Monday, November 15, 2004

My Grampa

Last Thursday, my great-grandfather, Jack Archer Vaughan, died at a nursing home in Lake Isabella, California. He was 101 years old. He had lived through The Great War, World War II, The Korean War, The Viet Nam conflict, The Cold War, and two wars fought in Iraq. He had been an American citizen under eighteen different presidents. He had been alive through both the Roaring Twenties and the Great Depression. He had seen the Japanese go from a source of cheap labor to our enemies in the Pacific to our closest allies and the most technologically advance people on Earth. He had seen the Germans go from Imperialist bastards to Nazi bastards to pacifist weakling bastards. He had been a pharmacist for longer than I have been alive. He had been retired for longer than my mother (his eldest granddaughter) has been alive. (He definitely got more than he put into Social Security!) He had outlived a son who had fallen to cancer. He had outlived two wives, and left a widow. He had seen literally dozens of great-grandchildren brought into this world. However, most importantly, he was a man of God. He was rooming with a man nearly thirty years his junior who had Alzheimer's. That man frequently forgot who or where he was and would occasionally (once in front of me) cuss like a drunken sailor. My great-grandfather would sometimes forget that he was in the middle of a conversation, and instead of trailing off into a blur of verbalized thought, he would pray. It's as if what is truly in your heart and soul is what comes out in your moments of frailty on this mortal coil. I can only hope that I will have a similar heart when I get old. I pray that I will be allowed to leave a legacy even half as great as that of Mr Jack Archer Vaughan, father, grandfather, great-grandfather, husband, uncle, patriarch, widower, American, friend, and follower of Christ.
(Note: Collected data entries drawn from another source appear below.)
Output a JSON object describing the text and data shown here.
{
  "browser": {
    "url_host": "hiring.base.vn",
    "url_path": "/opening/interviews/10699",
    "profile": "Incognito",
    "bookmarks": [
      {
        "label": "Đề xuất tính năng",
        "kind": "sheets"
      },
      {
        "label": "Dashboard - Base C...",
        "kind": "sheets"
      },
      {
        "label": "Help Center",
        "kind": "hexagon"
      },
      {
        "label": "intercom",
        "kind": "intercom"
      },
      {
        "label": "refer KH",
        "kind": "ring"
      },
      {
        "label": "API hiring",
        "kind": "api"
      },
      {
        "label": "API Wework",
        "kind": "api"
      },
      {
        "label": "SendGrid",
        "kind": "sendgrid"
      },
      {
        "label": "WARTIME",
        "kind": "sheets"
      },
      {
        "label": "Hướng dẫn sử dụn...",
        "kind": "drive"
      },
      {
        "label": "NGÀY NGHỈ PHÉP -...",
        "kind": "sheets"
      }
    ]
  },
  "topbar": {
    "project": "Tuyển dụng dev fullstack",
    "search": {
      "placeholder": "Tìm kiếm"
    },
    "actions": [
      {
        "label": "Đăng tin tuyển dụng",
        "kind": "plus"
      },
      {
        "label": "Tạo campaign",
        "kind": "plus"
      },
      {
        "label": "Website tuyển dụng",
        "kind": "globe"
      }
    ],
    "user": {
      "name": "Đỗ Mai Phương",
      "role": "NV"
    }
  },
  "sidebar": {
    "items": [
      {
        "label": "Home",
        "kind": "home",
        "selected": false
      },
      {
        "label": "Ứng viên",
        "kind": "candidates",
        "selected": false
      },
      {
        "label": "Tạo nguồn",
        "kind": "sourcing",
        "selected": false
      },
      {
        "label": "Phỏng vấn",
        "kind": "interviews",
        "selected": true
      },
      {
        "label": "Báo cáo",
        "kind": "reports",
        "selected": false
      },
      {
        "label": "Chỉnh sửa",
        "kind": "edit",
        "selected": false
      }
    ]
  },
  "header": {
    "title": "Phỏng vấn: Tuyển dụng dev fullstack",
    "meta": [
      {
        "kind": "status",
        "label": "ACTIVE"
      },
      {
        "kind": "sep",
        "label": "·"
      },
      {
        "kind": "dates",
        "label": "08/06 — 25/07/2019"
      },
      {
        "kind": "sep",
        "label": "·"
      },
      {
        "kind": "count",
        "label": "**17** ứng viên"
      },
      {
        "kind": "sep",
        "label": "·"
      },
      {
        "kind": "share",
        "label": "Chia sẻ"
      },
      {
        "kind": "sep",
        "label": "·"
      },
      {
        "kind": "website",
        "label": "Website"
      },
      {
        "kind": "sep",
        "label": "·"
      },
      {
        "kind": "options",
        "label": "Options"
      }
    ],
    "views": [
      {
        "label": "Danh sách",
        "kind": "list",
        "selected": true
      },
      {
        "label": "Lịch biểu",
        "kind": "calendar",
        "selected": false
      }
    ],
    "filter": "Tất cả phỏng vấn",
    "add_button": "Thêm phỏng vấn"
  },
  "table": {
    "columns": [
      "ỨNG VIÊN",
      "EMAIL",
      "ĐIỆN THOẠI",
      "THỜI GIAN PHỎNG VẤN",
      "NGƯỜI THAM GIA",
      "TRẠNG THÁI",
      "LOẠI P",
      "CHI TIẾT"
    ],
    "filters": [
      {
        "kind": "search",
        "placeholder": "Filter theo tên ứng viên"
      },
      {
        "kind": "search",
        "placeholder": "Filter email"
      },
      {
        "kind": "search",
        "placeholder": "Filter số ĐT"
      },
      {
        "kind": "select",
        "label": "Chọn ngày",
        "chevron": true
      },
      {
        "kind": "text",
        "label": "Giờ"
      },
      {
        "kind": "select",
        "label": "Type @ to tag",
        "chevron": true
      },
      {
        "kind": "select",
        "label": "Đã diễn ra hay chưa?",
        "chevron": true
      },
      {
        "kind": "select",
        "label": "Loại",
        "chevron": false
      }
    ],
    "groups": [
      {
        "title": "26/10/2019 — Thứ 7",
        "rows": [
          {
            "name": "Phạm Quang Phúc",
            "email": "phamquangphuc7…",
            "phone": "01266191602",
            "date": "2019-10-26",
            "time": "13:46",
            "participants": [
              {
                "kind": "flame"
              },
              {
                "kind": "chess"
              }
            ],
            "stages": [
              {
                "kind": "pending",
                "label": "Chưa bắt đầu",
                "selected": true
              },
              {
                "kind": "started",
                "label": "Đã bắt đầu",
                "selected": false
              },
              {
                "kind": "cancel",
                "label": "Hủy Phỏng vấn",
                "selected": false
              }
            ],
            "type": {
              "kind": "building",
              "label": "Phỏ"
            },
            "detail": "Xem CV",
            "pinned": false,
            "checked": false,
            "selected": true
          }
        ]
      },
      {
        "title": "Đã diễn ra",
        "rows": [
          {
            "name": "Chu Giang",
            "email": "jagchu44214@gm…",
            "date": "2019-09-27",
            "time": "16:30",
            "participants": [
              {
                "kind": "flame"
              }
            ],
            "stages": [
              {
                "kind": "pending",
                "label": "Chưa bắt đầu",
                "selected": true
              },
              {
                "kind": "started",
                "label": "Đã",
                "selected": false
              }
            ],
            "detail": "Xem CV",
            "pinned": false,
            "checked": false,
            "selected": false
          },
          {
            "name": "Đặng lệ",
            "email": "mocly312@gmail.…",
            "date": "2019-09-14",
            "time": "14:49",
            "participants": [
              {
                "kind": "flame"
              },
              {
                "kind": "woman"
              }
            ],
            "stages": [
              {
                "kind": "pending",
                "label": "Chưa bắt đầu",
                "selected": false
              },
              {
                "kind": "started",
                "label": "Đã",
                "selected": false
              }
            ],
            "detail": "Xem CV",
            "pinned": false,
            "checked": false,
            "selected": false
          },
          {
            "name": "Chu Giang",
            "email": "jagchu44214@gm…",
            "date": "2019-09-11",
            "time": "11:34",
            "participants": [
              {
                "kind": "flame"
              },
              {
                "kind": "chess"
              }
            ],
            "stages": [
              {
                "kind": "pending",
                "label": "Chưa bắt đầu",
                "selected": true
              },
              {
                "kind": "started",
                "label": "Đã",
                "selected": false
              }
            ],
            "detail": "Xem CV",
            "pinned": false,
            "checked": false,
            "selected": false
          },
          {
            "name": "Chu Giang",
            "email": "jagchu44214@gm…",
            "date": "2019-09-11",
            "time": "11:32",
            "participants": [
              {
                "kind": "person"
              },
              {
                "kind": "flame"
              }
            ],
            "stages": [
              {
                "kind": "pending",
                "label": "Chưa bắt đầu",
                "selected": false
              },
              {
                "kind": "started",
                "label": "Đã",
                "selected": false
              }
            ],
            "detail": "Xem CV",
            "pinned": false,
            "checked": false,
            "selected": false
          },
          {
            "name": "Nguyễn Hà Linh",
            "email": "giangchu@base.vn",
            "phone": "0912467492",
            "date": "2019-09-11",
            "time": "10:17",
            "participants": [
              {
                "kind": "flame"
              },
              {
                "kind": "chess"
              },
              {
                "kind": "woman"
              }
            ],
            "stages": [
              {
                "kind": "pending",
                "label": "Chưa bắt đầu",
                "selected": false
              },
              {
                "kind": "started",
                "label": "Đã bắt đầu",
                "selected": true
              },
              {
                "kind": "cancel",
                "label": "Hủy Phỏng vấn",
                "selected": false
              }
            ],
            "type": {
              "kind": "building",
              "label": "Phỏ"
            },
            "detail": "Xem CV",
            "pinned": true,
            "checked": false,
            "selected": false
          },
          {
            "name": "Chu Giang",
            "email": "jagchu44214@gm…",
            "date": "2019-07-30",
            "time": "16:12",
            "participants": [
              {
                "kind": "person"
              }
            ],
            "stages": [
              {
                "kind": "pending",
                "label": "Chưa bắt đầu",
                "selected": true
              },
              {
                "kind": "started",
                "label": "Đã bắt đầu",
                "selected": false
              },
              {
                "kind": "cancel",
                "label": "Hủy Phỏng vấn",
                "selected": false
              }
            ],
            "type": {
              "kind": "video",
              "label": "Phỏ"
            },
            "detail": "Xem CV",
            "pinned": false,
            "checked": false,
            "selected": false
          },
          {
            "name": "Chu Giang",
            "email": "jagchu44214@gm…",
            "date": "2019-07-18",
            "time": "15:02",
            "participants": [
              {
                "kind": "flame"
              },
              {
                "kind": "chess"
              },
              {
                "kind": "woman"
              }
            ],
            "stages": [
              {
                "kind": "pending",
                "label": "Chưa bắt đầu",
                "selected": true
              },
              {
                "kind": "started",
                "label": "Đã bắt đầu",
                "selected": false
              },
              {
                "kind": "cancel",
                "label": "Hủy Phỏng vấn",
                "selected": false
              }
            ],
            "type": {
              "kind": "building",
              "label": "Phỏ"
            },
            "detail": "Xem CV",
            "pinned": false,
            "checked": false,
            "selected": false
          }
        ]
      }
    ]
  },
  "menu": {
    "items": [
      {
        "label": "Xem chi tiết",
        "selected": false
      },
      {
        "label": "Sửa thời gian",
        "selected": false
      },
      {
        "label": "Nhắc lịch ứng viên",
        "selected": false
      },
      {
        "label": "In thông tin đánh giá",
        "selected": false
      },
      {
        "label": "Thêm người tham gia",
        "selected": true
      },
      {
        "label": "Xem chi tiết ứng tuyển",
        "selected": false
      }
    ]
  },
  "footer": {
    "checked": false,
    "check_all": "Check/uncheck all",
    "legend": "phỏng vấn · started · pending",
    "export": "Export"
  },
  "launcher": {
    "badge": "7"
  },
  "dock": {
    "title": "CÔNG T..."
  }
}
I know you're in a better place, grampa. Can't wait to see you again.

2 Comments:

Blogger John said...

Something tells me our man Mark and your grandfather have probably crossed paths... and are raising, uh, "heaven."

I'm sorry for your loss. I have no words of my own better than the thoughts of a wise Jason Fleming: “At any rate, I again wish you well, and will continue to encourage you by words left on the doorstep of the Almighty. He seems to be in the business of blessing these days more than ever.”

5:01 PM  
Blogger Vaughan said...

Thanks, John. That means a lot. I'm actually ok because I know that grandpa wanted to go home, and he finally got to. He had been trapped in his own body for years. He just wanted release.